The psychological impact of war should not be underestimated. Countless people experience post-traumatic stress disorder, debilitating depression, heightened anxiety, among various other psychosomatic issues.
Minister Pandor spoke at length about student protests opposing the Gaza war. Since mid-april, student activism against the war has been extensively publicised, inspired by a camp-out protest that was held by Columbia University students in the US. This has inspired student protests across the globe, from European countries such as Spain, Denmark, the UK, Netherlands and Belgium, to Japan, Australia, Lebanon and Jordan.
The protesters, alongside an array of academics at various institutions of higher learning, are calling on their institutions to dissociate from companies profiting from the Israel-gaza war.
Closer to home, Pandor highlighted in her speech that the University of Cape Town (UCT), the University of the Western Cape and Stellenbosch University Senate members have all released official statements of support advocating for an immediate end to the genocide and barbaric destruction of Gaza. “The UCT Senate has resolved that no UCT academic should collaborate with any academic ... on any research project if they are identified with the Israeli Defence Forces (IDF). The majority ... voted in favour of supporting Palestinian academics and the right to have debates on Zionism without being accused of antisemitism.”

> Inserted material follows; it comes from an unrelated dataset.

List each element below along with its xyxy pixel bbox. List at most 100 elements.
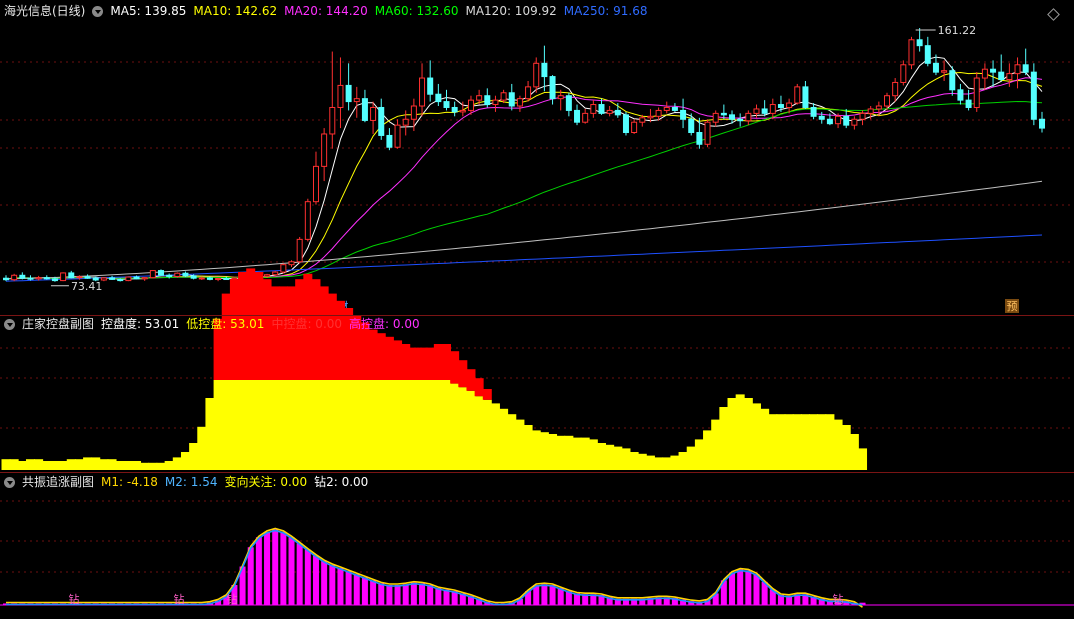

Pandor said one of the strongest statements came from the University of Fort Hare (UFH), demanding that an immediate ceasefire be enforced by the UN, along with the unimpeded delivery of humanitarian aid to Gaza. “The university has expressed its support for our government’s call for the International Criminal Court to investigate international war crimes committed by Israel.”
UFH have also committed not to pursue any institutional links with Israeli institutions, as these have played a central role in supporting settler colonial oppression and apartheid and have been complicit in grave violations of human rights.
The proliferation of student protests across the world has been a stark indication of the extensively blatant human rights violations that are taking place in Gaza, and more so, the inability of superior international organisations such as the UN, to truly protect the people when it matters.
Students, and the youth in general, have a unique power to shape the direction of our society. It is vital that they do not stand silent in times of injustice. Protests and various forms of activism that there are consequences to injustice. Governments should be progressive and stand in solidarity with students protesting the Gaza war. It is an internationally publicised atrocity that will affect Palestinians for generations to come.
As Archbishop Desmond Tutu once honourably said: “If you are neutral in situations of injustice, you have chosen the side of the oppressor.”